At this festive time of year, you will often find the Grump being…well, Grumpy. And it’s not just because of the Seasonal Depression, either, although that is certainly part of it, and I am living into that reality.
Advent is one of the few non-commercialized seasons of the Christian year, along with Lent (and I guess Ordinary times, but those don’t count), even though the rest of the world sees it as “The Christmas season.” (See previous posts of Christmas and Advent to find out what I think about that). As a result, those who want to maintain a sense of liturgical purity and hover ten feet above the rest of us slobs will often refer to Advent in almost militant ways. “Have a Blessed Advent,” They will sanctimoniously intone whenever someone wishes them a Merry Christmas. Honestly, these people are more annoying to me than the whole “Put Christ back in Christmas” crowd. No, I take that back. They are both equally annoying. These are the people who will argue online about whether it’s purple candles or blue, and who will insist that “it’s not a pink candle, it’s rose,” and who will change their Twitter names to things like, “Joe-it’s-not-Christmas-yet-it’s-still-Advent-Schmoe.” We get it, you’re high church! Get over yourself already.
On the other hand, I’m just as annoyed this time of year with people who want to rush things and have us singing “It Came Upon a Midnight Clear” and “Hark, the Herald Angels Sing” before Mary’s even gotten through the Magnificat on Advent 1. “If you can’t beat ’em, join ’em,” is the theory here, and I don’t agree a bit. I was always that annoying pastor who didn’t let the congregation sing all the good Christmas songs before Christmas, and because I often had a Christmas day service at the churches I served, I sometimes sang the most favorite of the Christmas songs at that service, which generally ticked people in my congregations off entirely. That’s probably why I do campus ministry now.
Here on campus, we celebrate Advent 1 (just did it in Chapel yesterday), and then smash the rest of Advent and Christmas into an extravagant celebration on the last Chapel of the year. This annoys my more liturgically-strict friends, but it brings delight to my grumpy soul to see the students I work with have the opportunity to have Christmas with their family of choice before they go home to celebrate with their families of origin.
I have mixed feelings about Advent, and a weird history of keeping the season. When I was in the parish, I used to go nuts doing all the preparation work for Christmas (ask my wife about the time I tried to make a special box for a magic trick I wanted to do on Christmas Eve…on Christmas Eve!) My first year in college ministry, I almost ran myself ragged because I had all this pent up energy that I didn’t know what to do with, and I drove my family (and myself) nuts.

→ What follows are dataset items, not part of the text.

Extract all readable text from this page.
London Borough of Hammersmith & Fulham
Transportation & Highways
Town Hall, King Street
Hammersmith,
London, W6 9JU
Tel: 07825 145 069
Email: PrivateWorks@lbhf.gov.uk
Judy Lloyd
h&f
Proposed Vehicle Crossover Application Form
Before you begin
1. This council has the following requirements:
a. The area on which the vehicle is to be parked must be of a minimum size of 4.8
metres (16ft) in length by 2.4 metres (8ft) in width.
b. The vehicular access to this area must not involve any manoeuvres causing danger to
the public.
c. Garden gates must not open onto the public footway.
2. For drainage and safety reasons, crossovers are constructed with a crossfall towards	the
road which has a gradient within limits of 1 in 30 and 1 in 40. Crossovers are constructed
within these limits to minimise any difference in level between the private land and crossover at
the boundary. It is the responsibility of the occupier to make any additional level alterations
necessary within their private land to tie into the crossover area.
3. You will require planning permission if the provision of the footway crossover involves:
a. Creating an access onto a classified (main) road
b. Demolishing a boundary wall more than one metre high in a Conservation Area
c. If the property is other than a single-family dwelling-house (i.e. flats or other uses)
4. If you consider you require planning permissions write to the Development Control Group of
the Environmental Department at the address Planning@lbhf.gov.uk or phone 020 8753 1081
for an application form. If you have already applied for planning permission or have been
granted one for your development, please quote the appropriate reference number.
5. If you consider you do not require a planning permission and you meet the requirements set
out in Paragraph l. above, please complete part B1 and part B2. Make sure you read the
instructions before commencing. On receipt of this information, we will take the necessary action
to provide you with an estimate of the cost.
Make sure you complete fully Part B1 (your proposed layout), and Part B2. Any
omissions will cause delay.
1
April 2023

Now, I’m decidedly more chill about it all, and I’ve made my peace with Advent, but I still reserve the right to be grumpy about it.

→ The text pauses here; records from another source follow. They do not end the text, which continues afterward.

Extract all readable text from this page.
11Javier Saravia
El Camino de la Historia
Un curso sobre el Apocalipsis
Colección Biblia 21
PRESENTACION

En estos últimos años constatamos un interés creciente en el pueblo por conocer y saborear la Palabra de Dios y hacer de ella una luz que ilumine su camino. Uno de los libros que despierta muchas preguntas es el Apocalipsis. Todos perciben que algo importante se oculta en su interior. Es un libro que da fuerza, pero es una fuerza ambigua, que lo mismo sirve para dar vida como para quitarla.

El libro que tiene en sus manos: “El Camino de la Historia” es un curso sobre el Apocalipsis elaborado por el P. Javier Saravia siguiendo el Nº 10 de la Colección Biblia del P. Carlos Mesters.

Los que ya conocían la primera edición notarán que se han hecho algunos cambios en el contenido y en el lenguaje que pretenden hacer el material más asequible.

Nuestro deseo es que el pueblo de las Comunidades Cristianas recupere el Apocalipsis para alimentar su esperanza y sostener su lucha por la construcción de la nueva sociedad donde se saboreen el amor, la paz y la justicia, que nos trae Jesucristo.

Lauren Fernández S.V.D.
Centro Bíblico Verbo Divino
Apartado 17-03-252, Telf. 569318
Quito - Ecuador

And I guess that having a complicated relationship with the Sacred is what this season is all about. We didn’t know what to do with the “free” part of our free will, so we went about murdering each other over whose sacrifice to God was better, and on and on until God finally had to step in and say, “Get a life, y’all!” (Literally, that’s what the Greek says.) It’s in our very grumpiness that God meets us, in our messed-up mess of a world, in our darkness and despair. God brings light into what is literally (for the Northern hemisphere at least) the darkest part of the year, and because we’re so dumb about things, we don’t recognize it for what it is–the Word made flesh (see John 1)
So this Advent, be grumpy! In other words, be yourself. If you get excited by purple candles, use them. If you swoon over blue vestments, use them. Don’t yell at people who call the third candle “pink,” though. They know not what they do. Celebrate Christmas, watch Hallmark movies (or don’t), fast and seek repentance of your sins–whatever you do, do it your way. And don’t let a Grump like me (or another of our kind) to tell you what you can or cannot do.